Littérature française - Théâtres de la folie courante

C'est un tableau émouvant, un roman équilibré et juste, le quatorzième de Jean-Pierre Milovanoff. Emily ou la déraison trace le portrait d'un frère et d'une soeur, cette dernière marquée par la maladie mentale. Non pas une de ces maladies cruelles, qui sépare à jamais le malade du monde, mais un malheur quotidien pour lequel il n'est nul remède, hormis l'amour.

Emily souffre d'un sens aigu du danger. Elle vit d'hallucinations et de délire. Elle entend des voix, craint les bruits, les ombres, les inconnus et leur prête des intentions nuisibles. Emily souffre d'angoisse et de persécution. Impossible de prévenir ses pensées divaguantes, parmi les autres, celles qui sont convenables et sensibles, normales.

Il y a des répits et des rechutes, dans la vie d'Emily, qui nécessitent une attention soutenue, avec dosage de sels minéraux et de vitamines, et des retraites prolongées à l'hôpital. Le plus souvent, son frère l'accueille et partage sa «mémoire prise en otage». Il raconte cette épreuve: «Une thérapie fraternelle et désespérée pour aider Emily à se détacher du malheur qui nous vient des morts. Tâche ingrate, périlleuse, que ma propre déraison rendait insurmontable probablement.» Pas de doute, le narrateur écrit en connaissance de cause.

«Se peut-il que toute la vie ne soit qu'un après-midi de grincements et de poussière?» Cette belle citation de l'écrivain italien Elio Vittorini, Milovanoff la fait sienne: «Que dire de plus?
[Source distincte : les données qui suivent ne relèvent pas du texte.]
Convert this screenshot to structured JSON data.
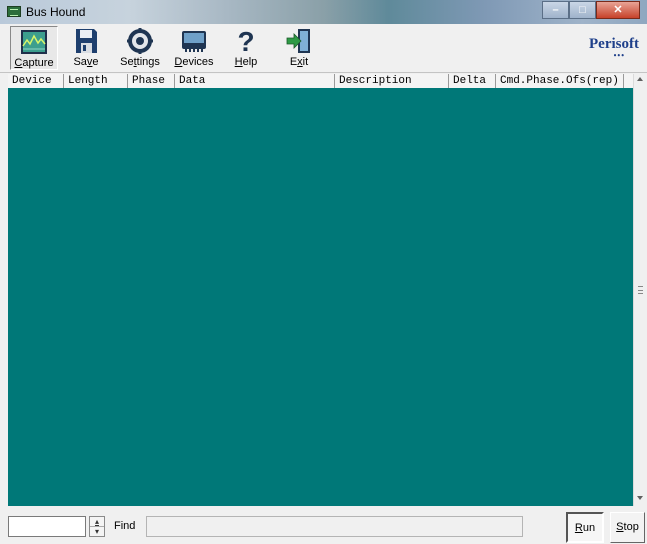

Le passé est impitoyable. Certains croient s'en prémunir en lui tournant le dos et en remontant le col de leur veste. D'autres, parmi lesquels j'aurais voulu figurer, courent à toutes jambes devant lui en multipliant les crochets [...] Mais le passé a des ruses que nous n'imaginons pas.» L'hypothèse, que la folie vient du passé familial, donne un coeur vivant à ce livre.

Le thème de la perte hante toute l'oeuvre de Milovanoff, issu de l'émigration russe en France. Mais il louange aussi le présent. Les beautés du Sud, les bienfaits de Paris, l'inéluctable ajustement à l'exode urbain correspondent aux splendeurs perdues. Maints détails humbles s'y colorent de sentiments. S'il est impossible d'effacer les ratés dont certains semblent hériter, Emily a bel et bien transformé la vie du narrateur, pour l'embellir.

L'écrivain qui atteste de cette expérience très humaine tient une plume superbe, à la fois respectueuse, distancée et contenue: «Là où les gens s'attardent et se complaisent, je ne perds pas de temps. Là où ils s'énervent, zappent, s'emportent, n'observent rien, je lanterne, je m'éternise, ma patience est illimitée.» Cet excellent roman n'est pas un de ces objets doloristes, dans lequel un écrivain épanche ses échecs et ses frustrations.

Il n'appartient à aucune des coteries qui décernent les prix. La mélancolie qui l'habite, mieux cadrée que jamais, innerve l'art d'un récit mature, enjolivé par des perspectives d'analyse, exemptes de dogme et de loi.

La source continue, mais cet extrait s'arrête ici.